O segundo parâmetro de delimitação da aplicabilidade das normas do CDUSP se revela no art. 1º, § 1º e também na parte final do art. 2º, II. Nesses dois dispositivos, estende-se a aplicabilidade das normas de proteção de usuários a serviços prestados pela Administração Pública direta e indireta da União, dos Estados do Distrito Federal e dos Municípios.
Sob a perspectiva federativa, isso significa que todos os entes políticos se submetem ao Código editado pelo Congresso.
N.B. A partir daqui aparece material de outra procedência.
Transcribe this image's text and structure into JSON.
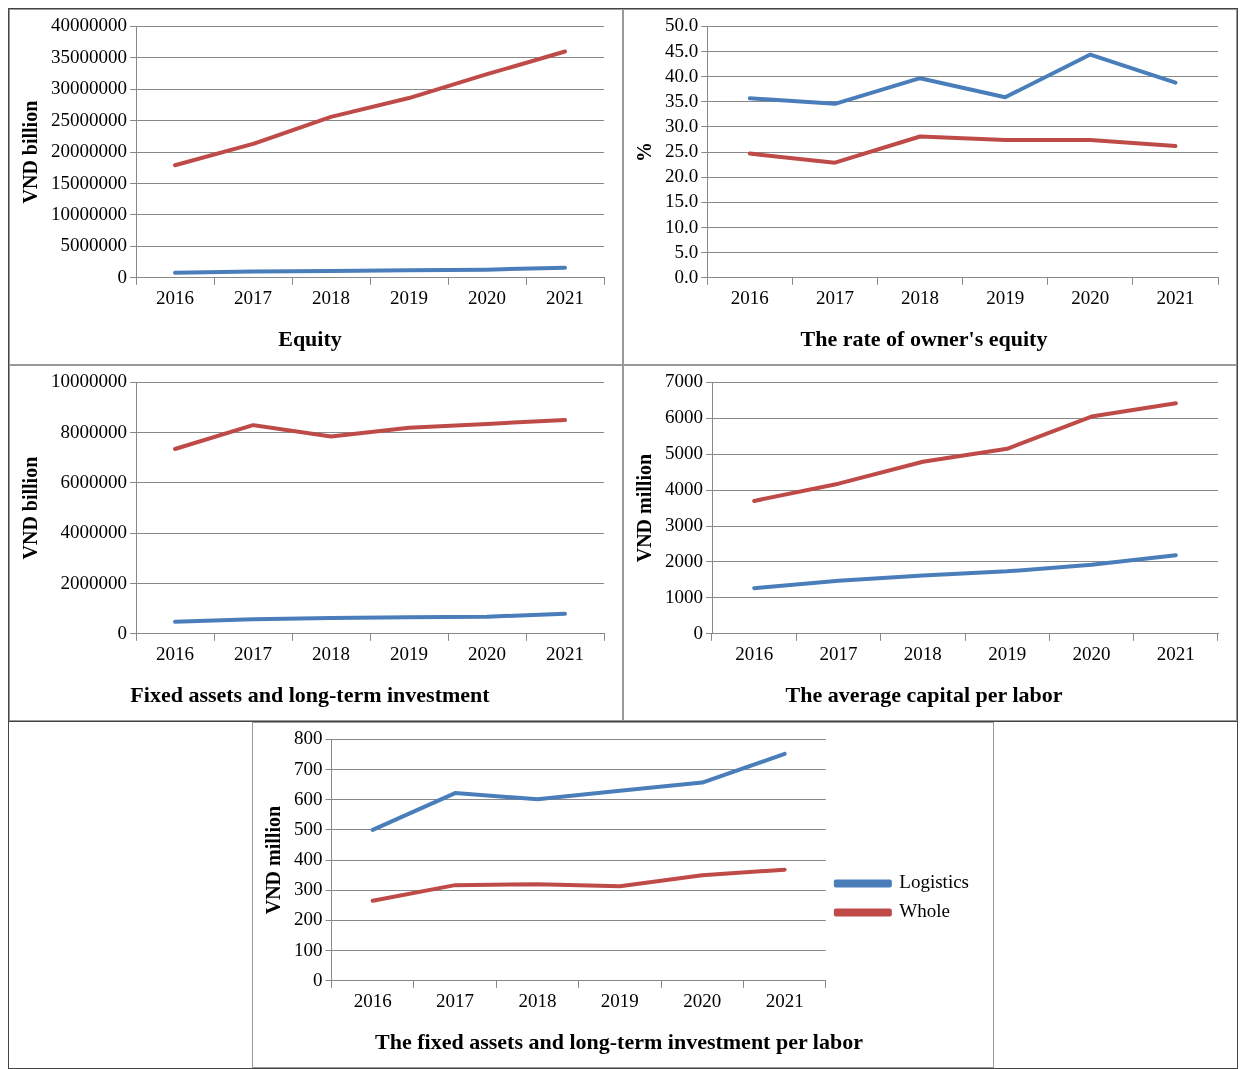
{
  "chart_data": [
    {
      "type": "line",
      "title": "Equity",
      "ylabel": "VND billion",
      "categories": [
        "2016",
        "2017",
        "2018",
        "2019",
        "2020",
        "2021"
      ],
      "ylim": [
        0,
        40000000
      ],
      "yticks": [
        0,
        5000000,
        10000000,
        15000000,
        20000000,
        25000000,
        30000000,
        35000000,
        40000000
      ],
      "grid": "y",
      "marker": "none",
      "legend": false,
      "series": [
        {
          "color": "#4a7ebb",
          "values": [
            800000,
            1000000,
            1100000,
            1200000,
            1300000,
            1600000
          ]
        },
        {
          "color": "#be4b48",
          "values": [
            17900000,
            21300000,
            25600000,
            28600000,
            32400000,
            36000000
          ]
        }
      ]
    },
    {
      "type": "line",
      "title": "The rate of owner's equity",
      "ylabel": "%",
      "categories": [
        "2016",
        "2017",
        "2018",
        "2019",
        "2020",
        "2021"
      ],
      "ylim": [
        0,
        50
      ],
      "yticks": [
        {
          "value": 0,
          "label": "0.0"
        },
        {
          "value": 5,
          "label": "5.0"
        },
        {
          "value": 10,
          "label": "10.0"
        },
        {
          "value": 15,
          "label": "15.0"
        },
        {
          "value": 20,
          "label": "20.0"
        },
        {
          "value": 25,
          "label": "25.0"
        },
        {
          "value": 30,
          "label": "30.0"
        },
        {
          "value": 35,
          "label": "35.0"
        },
        {
          "value": 40,
          "label": "40.0"
        },
        {
          "value": 45,
          "label": "45.0"
        },
        {
          "value": 50,
          "label": "50.0"
        }
      ],
      "grid": "y",
      "marker": "none",
      "legend": false,
      "series": [
        {
          "color": "#4a7ebb",
          "values": [
            35.7,
            34.6,
            39.7,
            35.9,
            44.4,
            38.8
          ]
        },
        {
          "color": "#be4b48",
          "values": [
            24.7,
            22.9,
            28.1,
            27.4,
            27.4,
            26.2
          ]
        }
      ]
    },
    {
      "type": "line",
      "title": "Fixed assets and long-term investment",
      "ylabel": "VND billion",
      "categories": [
        "2016",
        "2017",
        "2018",
        "2019",
        "2020",
        "2021"
      ],
      "ylim": [
        0,
        10000000
      ],
      "yticks": [
        0,
        2000000,
        4000000,
        6000000,
        8000000,
        10000000
      ],
      "grid": "y",
      "marker": "none",
      "legend": false,
      "series": [
        {
          "color": "#4a7ebb",
          "values": [
            480000,
            580000,
            630000,
            660000,
            680000,
            800000
          ]
        },
        {
          "color": "#be4b48",
          "values": [
            7350000,
            8300000,
            7850000,
            8200000,
            8350000,
            8500000
          ]
        }
      ]
    },
    {
      "type": "line",
      "title": "The average capital per labor",
      "ylabel": "VND million",
      "categories": [
        "2016",
        "2017",
        "2018",
        "2019",
        "2020",
        "2021"
      ],
      "ylim": [
        0,
        7000
      ],
      "yticks": [
        0,
        1000,
        2000,
        3000,
        4000,
        5000,
        6000,
        7000
      ],
      "grid": "y",
      "marker": "none",
      "legend": false,
      "series": [
        {
          "color": "#4a7ebb",
          "values": [
            1270,
            1480,
            1620,
            1740,
            1920,
            2190
          ]
        },
        {
          "color": "#be4b48",
          "values": [
            3700,
            4180,
            4790,
            5150,
            6050,
            6420
          ]
        }
      ]
    },
    {
      "type": "line",
      "title": "The fixed assets and long-term investment per labor",
      "ylabel": "VND million",
      "categories": [
        "2016",
        "2017",
        "2018",
        "2019",
        "2020",
        "2021"
      ],
      "ylim": [
        0,
        800
      ],
      "yticks": [
        0,
        100,
        200,
        300,
        400,
        500,
        600,
        700,
        800
      ],
      "grid": "y",
      "marker": "none",
      "legend": "right",
      "series": [
        {
          "name": "Logistics",
          "color": "#4a7ebb",
          "values": [
            500,
            622,
            602,
            630,
            657,
            752
          ]
        },
        {
          "name": "Whole",
          "color": "#be4b48",
          "values": [
            265,
            317,
            320,
            313,
            350,
            368
          ]
        }
      ]
    }
  ]
}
E nisso não há inconstitucionalidade, dado que, embora não prevista de modo explícito no rol de competências privativas do art. 22 da Constituição, a competência do Congresso para editar o CDUSP como diploma nacional se assenta tanto no art. 37, § 3º I da Constituição, quanto no próprio art. 27 da EC n. 19/1998. Nada impede, contudo, que os entes estaduais e municipais, bem como as próprias entidades estatais em seu âmbito, detalhem e até ampliem as previsões do Código, no intuito de lhes dar mais efetividade. E isso fica evidente em muitos dispositivos, como o art. 17, que atribui a cada Poder e esfera de governo a competência para editar atos normativos específicos acerca da organização e do funcionamento das suas ouvidorias.
Em relação à divisão dos poderes especificamente, a discussão da aplicabilidade pode parecer mais complexa a alguns, sobretudo porque o Código se refere somente à Administração Direta e Indireta no art. 1º, § 1º e no art. 2º, II. Disso se extrai que suas normas de proteção incidem sobre serviços executados tanto por um órgão da Administração Direta, como uma Secretaria estadual ou municipal, quanto por um ente descentralizado, como uma autarquia. Tampouco há dúvida de que o CDUSP vincula órgãos especializados e com autonomia mais alargada dentro do próprio Executivo, como o Ministério Público e as Defensorias. No entanto, resta a dúvida sobre a aplicabilidade do diploma e seus instrumentos a serviços do Judiciário e do Legislativo. Esses dois poderes terão que implementar os vários instrumentos do Código?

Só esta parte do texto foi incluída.